Implementing a bittorrent client with rust pt 1
How lovely torrenting works, the network system by which information can be passed amongst peers. This has enabled a widely used p2p (peer to peer) infrastructure for data sharing. This makes the deep end of the internet more interesting. I got interested in this technology while I was learning about the blockchain and the p2p system of communication. With this, I decided to implement one with rust.
This post will describe the technology, how it’s build and will serve as a documentation
for the project. The source code can be found here.
Note, this project takes re-inventing the wheels seriously since the point is to
understand the system, hence, functionalities that could easily be gotten from a library
will be rebuilt.
Structure of the project will be
Introduction
The technology of bittorrent bases its operations on the ability to allow downloaders
serve as uploaders of the same file they are downloading or have downloaded. This is called
seeding by peers in a swarm. This is obviously the distributed file sharing.
The entire file to be downloaded is broken into small chunks known as pieces each having
the same size. This can be breaking a 1mb file into 1000 1kb pieces or another chunk size.
Each piece is encrypted using a hash and can be verified from the torrent descriptor.
Bencode parser
The bencode parser works by consuming each character and translating into an enum struct I call BenStruct using the bencode specification. It simply uses delimiters to break store strings, integers, lists, dictionaries all in a linear format. Hence, bencode is a good way of storing complex data structures in a linear memory storage.
Spec summary for Bencode
-
Integers
These start with ‘i’ and end with ‘e’. The number can be negative.

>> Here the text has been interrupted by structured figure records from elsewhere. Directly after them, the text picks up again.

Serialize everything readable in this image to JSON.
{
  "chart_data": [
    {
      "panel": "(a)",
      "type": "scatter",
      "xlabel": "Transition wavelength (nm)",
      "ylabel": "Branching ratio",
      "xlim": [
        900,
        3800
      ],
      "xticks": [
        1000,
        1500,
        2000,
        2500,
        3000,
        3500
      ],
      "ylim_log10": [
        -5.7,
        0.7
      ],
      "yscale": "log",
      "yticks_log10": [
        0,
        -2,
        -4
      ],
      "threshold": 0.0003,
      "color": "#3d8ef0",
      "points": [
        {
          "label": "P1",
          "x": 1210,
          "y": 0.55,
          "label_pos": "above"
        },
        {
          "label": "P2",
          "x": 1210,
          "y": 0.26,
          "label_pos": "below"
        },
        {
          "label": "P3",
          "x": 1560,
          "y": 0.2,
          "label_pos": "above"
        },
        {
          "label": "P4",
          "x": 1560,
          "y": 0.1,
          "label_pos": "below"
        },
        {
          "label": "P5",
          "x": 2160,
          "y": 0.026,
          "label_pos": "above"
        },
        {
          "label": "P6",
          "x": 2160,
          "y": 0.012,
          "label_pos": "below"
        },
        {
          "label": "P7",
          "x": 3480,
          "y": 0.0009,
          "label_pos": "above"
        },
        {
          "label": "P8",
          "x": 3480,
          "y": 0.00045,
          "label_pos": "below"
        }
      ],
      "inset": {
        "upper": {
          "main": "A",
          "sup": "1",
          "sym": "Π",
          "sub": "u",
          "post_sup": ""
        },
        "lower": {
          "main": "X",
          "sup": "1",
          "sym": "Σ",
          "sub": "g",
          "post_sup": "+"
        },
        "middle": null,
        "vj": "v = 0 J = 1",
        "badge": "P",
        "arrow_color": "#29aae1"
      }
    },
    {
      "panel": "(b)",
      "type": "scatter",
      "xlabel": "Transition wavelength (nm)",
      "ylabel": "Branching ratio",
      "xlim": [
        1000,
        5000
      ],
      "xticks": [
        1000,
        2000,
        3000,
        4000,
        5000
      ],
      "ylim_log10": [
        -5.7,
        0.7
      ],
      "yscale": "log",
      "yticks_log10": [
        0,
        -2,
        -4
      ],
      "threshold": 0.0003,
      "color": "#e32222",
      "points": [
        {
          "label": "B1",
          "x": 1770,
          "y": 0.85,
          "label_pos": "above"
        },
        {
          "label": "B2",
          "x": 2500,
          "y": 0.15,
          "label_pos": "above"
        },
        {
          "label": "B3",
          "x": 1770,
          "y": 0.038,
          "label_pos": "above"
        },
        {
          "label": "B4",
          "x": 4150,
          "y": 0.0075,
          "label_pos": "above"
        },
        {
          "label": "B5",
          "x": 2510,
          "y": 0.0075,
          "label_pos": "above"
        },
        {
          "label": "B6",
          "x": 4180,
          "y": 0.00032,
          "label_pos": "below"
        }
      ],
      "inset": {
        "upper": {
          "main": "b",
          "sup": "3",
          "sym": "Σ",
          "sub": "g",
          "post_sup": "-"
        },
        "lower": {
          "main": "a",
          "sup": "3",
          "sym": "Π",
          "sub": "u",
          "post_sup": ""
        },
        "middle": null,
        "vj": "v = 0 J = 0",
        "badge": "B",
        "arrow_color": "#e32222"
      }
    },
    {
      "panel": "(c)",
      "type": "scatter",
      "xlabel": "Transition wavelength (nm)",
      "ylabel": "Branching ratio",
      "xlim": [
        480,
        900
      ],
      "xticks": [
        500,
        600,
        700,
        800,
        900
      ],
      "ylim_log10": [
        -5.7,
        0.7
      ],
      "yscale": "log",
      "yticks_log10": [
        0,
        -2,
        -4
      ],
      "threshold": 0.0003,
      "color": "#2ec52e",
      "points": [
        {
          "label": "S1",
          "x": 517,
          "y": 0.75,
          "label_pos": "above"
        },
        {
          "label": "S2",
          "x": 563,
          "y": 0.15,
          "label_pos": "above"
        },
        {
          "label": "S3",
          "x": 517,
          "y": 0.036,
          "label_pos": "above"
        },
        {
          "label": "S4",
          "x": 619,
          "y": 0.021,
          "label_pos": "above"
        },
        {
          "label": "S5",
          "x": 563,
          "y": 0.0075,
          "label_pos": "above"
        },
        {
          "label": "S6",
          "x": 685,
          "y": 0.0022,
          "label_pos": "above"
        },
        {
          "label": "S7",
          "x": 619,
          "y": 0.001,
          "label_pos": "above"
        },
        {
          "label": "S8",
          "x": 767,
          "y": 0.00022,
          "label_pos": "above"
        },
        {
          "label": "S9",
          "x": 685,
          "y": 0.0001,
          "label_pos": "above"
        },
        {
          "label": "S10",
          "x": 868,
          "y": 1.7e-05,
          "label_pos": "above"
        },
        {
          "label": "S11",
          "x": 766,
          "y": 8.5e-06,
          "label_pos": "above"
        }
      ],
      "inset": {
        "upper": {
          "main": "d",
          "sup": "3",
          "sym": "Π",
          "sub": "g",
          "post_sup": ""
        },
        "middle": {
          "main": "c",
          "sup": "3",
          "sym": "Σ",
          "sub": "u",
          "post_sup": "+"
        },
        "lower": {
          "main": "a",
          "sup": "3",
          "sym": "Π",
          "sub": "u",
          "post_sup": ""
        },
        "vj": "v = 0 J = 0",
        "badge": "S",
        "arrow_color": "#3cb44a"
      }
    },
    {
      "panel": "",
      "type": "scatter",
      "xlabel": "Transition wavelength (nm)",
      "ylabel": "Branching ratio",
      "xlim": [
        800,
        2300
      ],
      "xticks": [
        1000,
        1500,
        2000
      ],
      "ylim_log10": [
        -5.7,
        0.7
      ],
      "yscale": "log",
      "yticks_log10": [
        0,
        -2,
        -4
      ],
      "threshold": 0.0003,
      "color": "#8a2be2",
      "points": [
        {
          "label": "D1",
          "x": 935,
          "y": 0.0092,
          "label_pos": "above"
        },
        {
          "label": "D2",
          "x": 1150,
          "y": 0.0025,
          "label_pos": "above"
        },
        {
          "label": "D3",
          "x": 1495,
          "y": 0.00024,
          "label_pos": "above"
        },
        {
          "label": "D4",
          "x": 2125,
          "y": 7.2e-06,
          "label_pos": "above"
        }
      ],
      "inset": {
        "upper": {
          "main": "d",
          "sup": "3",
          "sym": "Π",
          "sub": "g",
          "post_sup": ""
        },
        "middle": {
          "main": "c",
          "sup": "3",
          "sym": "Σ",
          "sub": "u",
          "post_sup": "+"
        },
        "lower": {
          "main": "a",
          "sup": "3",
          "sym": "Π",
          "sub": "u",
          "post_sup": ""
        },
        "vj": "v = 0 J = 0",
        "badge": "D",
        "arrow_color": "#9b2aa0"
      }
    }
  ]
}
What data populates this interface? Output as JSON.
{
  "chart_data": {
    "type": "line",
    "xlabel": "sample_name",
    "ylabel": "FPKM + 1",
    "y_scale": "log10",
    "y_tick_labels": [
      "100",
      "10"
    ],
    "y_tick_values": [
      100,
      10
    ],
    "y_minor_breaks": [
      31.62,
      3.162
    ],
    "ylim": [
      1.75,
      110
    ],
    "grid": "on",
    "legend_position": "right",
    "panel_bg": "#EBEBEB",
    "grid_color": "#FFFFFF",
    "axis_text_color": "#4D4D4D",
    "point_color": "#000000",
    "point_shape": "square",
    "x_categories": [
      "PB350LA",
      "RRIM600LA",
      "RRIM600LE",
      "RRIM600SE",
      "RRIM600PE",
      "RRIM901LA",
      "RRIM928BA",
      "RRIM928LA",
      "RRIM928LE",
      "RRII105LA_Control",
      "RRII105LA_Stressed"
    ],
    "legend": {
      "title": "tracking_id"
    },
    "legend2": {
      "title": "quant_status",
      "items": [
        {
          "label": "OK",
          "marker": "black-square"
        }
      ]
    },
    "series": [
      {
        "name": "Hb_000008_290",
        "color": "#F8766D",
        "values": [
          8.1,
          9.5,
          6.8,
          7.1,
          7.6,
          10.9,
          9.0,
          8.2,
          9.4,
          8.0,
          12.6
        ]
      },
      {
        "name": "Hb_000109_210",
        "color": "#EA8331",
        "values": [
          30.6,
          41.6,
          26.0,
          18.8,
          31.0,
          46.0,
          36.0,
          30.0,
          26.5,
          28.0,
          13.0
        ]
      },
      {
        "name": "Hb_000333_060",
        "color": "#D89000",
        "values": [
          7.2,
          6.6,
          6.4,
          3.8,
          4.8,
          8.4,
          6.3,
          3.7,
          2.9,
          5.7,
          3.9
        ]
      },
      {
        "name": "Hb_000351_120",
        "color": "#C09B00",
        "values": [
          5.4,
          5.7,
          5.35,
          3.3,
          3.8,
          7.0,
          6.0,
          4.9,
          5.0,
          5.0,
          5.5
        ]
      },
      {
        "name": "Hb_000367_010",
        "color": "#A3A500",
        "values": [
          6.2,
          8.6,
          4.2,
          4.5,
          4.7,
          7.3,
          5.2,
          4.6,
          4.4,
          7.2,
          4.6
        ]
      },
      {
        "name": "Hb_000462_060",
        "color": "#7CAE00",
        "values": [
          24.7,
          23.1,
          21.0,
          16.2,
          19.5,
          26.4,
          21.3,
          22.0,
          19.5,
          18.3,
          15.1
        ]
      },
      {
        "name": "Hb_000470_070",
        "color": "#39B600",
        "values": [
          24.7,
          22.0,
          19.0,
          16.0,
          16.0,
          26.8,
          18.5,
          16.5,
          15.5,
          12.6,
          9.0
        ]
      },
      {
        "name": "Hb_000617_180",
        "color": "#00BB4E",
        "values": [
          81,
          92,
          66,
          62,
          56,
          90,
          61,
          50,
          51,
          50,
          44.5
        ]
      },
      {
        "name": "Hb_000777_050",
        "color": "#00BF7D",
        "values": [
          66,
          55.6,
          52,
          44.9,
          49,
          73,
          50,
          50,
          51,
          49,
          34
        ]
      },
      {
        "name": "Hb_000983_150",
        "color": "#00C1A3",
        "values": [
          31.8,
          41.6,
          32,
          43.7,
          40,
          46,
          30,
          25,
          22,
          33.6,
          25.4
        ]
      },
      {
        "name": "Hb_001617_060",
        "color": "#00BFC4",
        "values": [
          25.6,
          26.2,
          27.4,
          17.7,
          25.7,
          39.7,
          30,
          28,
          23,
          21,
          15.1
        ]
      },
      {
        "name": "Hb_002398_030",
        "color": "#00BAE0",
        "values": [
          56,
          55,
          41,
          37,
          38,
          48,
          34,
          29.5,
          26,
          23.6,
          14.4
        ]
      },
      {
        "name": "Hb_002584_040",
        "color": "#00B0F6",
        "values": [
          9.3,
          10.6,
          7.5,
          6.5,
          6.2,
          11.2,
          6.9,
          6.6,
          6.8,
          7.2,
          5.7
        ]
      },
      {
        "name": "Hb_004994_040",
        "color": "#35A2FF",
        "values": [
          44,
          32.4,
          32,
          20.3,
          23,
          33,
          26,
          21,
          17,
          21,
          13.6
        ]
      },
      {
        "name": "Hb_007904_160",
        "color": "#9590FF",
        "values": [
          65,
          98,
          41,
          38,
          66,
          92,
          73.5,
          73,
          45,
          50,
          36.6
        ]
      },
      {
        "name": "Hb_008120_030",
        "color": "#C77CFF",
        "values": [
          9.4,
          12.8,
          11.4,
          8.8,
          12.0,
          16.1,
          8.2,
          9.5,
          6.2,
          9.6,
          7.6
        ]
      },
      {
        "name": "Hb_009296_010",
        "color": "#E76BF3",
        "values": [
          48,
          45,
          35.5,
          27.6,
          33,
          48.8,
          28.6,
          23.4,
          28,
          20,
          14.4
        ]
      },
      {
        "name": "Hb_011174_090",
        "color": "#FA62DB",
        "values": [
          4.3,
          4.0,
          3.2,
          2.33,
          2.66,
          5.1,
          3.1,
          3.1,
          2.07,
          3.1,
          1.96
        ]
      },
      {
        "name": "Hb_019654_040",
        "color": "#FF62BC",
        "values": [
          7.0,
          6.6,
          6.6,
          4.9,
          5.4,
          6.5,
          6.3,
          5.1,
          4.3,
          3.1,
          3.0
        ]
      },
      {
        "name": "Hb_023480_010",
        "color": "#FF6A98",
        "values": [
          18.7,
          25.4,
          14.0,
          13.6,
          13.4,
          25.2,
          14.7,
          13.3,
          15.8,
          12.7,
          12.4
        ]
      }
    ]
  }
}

Examples are
i32e // decoded to 32 i0e // decodes to 0 i-56e // decodes to -56
I call them the Int variant in the BenStruct enum.
-
Bytes
These follow the format of a length followed by a colon “:” and then the bytes, eg
4:spam // decodes to "spam"
I call them the Byte variant in the BenStruct enum. Note, these are not necessarily ascii bytes hence bencode isn’t considered human-readable and should not be treated as text files.
-
Lists
Starting with a delimiter of ‘l’ and ending with ‘e’, it can contain other data types. It has no restriction on the data type of the children.
li32e4:spami-56ee // decoded to [32, "spam", -56]
-
Dictionaries or Structs
The last standard data type. This is used to represent a key pair data structure. Following the format of starting with ‘d’ and ending with ‘e’. The keys are immediately followed by the value. The keys must be byte strings and must be sorted by lexicographical order.
d3:bar4:spam3:fooi45ee // decoded to {"bar": "spam", "foo": 45}
Algorithm for parsing bencode
My guide for parsing the bencode is actually an advantage from learning more on
data structures. I’ve always known what recursions are but until recently, I had a
view on how things work deeply and how the activation record
and the stack
works.
With this, I have a really better and interesting visualization of recursion in my head.
My notes on this recursion are here.
How this works recursively is
func process_bencode:
c = consume a character
match type of c and with type using spec summary above:
type int | byte => consume int | byte
type list => {
let base_vec = some form of vector
loop while list hasn't ended (use spec)
base_vec appends process_bencode() // note this recursion allows Nested lists
return base_vec
}
type dict => {
let base_hash_map = some form of hash_map
loop while dict hasn't ended
let key = process_bencode() // recursion from here
assert key is string
let value = process_bencode() // for any form of
base_hash_map inserts (key, value)
return base_hash_map
}
This is basically the flow I’m using with parsing bencode.
Next will be going on figuring out the structuring and the http section, sweet. For this, planning to implement a concurrent solution or building on hyper. How this goes, will be discussed in their respective parts.